I should here observe, as in fairness I am bound to do, that wellauthenticated stories of this sort are by no means confined to Christian hagiology. Thus, in Eflāki's well-known work, Menagibus 'L'Arifin, the Acts of certain Islamite saints of the Mevlevi order of Dervishes, many similar instances of supernatural facts are vouched for by the historian-a man of undoubted intelligence and probity-as seen by himself; while others are related upon the authority of witnesses whose names are generally given, and whose piety and veracity were known to him.

But the reader must not suppose that narrations of this kind find credence only among the professors of Christianity or Islam. They are received with equal readiness by exponents of the newest schools of philosophy, to whom Christianity, or any of its rival religions, would appear 'a creed outworn.' Thus, Schopenhauer, who, however we may feel towards his speculations, certainly ranks amongst the keenest and subtlest intellects of these latter days, profoundly believed in them, and would not reject even the wildest stories of supernatural manifestations as unworthy of examination. Whether the dead ever actually appear he does not indeed undertake to determine; but he will not deny that they may have the capacity of manifesting themselves to, or communicating with, the living. Death, as he judged, though extinguishing the intellect, which, according to him, is merely a function of the brain, has, he considers, no dominion over the will, whereof the brain is only a manifestation. And the fact of apparitions of the living he believed to be established beyond all reasonable doubt.
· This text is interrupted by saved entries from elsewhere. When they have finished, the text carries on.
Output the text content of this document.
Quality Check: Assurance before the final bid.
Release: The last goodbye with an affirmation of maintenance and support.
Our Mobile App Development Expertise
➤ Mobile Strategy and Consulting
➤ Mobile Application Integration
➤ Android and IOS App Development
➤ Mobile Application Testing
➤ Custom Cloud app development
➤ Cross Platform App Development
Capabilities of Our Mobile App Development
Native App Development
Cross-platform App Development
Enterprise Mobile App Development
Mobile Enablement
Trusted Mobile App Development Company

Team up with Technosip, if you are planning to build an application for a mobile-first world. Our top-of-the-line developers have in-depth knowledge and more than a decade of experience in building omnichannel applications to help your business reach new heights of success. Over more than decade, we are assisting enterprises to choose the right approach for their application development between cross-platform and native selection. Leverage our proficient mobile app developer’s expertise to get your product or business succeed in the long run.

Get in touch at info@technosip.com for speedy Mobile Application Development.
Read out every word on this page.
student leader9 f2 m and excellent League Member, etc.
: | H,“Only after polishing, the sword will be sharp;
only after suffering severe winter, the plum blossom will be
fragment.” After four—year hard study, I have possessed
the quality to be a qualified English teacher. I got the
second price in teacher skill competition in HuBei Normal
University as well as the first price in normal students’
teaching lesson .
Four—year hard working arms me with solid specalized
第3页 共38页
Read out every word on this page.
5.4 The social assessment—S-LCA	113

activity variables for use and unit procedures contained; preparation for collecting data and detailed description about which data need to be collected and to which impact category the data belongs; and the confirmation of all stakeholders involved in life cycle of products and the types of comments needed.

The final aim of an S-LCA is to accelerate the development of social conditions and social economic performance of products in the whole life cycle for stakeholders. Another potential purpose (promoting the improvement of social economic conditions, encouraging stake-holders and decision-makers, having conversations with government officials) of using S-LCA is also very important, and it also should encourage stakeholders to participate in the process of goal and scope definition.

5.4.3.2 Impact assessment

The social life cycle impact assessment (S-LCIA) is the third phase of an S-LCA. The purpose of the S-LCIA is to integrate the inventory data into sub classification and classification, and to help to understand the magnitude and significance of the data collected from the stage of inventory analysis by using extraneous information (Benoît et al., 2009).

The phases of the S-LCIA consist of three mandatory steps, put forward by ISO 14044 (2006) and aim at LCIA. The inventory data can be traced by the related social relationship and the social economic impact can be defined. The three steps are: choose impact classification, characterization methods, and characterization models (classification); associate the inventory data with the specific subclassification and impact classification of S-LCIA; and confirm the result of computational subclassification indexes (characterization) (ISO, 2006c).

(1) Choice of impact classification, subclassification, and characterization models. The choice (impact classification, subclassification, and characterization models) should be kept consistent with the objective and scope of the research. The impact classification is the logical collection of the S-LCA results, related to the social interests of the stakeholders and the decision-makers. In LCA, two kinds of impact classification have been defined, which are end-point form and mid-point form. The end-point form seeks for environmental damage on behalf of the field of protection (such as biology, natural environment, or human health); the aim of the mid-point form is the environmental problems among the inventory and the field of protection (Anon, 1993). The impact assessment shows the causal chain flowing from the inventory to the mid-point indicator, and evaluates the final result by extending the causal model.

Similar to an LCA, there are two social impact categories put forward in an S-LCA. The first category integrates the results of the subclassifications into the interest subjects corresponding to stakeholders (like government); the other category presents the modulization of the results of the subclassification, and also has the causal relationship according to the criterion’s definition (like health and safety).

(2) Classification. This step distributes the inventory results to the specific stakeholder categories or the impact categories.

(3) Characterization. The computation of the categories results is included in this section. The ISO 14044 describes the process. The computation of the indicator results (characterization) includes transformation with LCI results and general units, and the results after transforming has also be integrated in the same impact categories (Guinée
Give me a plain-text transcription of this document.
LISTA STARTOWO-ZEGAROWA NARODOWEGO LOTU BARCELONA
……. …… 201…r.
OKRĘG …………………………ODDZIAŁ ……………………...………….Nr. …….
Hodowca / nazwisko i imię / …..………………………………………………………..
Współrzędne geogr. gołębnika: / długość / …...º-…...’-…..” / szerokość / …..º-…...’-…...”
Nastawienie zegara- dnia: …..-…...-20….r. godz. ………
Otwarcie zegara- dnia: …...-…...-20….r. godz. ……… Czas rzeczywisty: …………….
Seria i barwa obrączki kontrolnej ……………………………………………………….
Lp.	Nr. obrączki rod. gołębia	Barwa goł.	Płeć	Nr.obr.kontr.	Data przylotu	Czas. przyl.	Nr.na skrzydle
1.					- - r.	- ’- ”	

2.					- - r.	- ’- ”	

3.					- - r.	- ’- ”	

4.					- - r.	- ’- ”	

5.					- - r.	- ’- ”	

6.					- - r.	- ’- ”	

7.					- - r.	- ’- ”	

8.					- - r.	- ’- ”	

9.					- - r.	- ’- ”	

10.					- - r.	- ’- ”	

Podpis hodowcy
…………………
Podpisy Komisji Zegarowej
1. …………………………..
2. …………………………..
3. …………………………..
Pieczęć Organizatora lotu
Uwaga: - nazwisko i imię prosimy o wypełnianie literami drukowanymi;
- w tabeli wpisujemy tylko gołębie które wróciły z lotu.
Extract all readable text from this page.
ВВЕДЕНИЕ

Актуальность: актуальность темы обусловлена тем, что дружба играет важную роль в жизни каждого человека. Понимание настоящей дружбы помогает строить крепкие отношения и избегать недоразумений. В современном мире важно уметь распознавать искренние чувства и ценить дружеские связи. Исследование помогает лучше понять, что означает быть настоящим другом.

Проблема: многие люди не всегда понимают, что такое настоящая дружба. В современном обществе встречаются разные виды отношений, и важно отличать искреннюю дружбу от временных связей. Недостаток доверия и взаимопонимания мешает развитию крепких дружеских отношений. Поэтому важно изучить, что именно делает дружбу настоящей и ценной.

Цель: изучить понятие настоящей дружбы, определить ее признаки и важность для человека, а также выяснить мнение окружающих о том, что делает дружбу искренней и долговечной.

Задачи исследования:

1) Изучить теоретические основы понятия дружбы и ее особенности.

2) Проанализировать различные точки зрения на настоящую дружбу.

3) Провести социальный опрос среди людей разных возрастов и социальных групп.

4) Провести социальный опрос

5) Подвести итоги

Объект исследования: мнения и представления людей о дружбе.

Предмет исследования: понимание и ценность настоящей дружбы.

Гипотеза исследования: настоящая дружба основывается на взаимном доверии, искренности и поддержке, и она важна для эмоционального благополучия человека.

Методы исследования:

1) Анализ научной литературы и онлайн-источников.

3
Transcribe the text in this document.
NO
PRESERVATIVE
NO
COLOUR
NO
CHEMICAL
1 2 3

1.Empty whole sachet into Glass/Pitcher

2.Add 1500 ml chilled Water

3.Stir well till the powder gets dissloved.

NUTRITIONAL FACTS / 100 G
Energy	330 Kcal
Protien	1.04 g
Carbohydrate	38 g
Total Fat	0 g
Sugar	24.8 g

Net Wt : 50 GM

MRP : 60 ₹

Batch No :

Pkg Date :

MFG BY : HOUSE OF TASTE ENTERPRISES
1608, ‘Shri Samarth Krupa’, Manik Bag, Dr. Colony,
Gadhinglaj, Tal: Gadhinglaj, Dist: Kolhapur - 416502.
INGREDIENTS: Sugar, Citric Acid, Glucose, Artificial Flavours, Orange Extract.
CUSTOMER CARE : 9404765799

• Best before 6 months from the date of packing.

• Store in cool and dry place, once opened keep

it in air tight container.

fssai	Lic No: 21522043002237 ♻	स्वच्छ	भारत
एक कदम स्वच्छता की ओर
He gives many instances in support of his belief. I have before me, as I write, his most fascinating paper, 'An Enquiry concerning Ghost-seeing, and what is connected therewith' ( Versuch über das Geistersehn und was damit zusammenhängt'). He observes that belief in ghosts is born with man, that it is found in all ages and in all countries, and that probably no one is altogether free from it. The great multitude of men, he continues, in all times and in all lands, draw a distinction between natural and supernatural, as two essentially different orders of things, ascribing to the supernatural order, miracles, divinations, ghosts, and enchantments, but yet apprehending that nature itself rests upon the supernatural. And this popular differentiation (Unterscheidung), he goes on to say, essentially agrees with the Kantian distinction between phenomenon and the thing-in-itself; although Kant regards nature and the supernatural not as two different and separate kinds of being, but as one, which, taken in itself, may be called supernatural, but when manifested in the world of sense, and apprehended by the intellect, and assuming the forms prescribed thereby, is termed nature. What Kant calls phenomenon (Erscheinung) Schopenhauer denominates intellectual representation (Vovstellung); and Kant's thing-in-itself is named by him Will.

In

ordinary circumstances, Schopenhauer teaches, we know this Will only as manifested under the forms of space, time, and causality. But there are states of the brain in which we penetrate beyond those forms and come into direct contact with the ultimate, the one reality, Will, transcending the intellectual illusions which are the realm of physical science, and reaching the sphere of absolute truth. To this sphere of absolute truth, curious as it may seem, he refers animal magnetism, sympathetic cures, magic, second sight, presentiments, apparitions, and visions of all kinds.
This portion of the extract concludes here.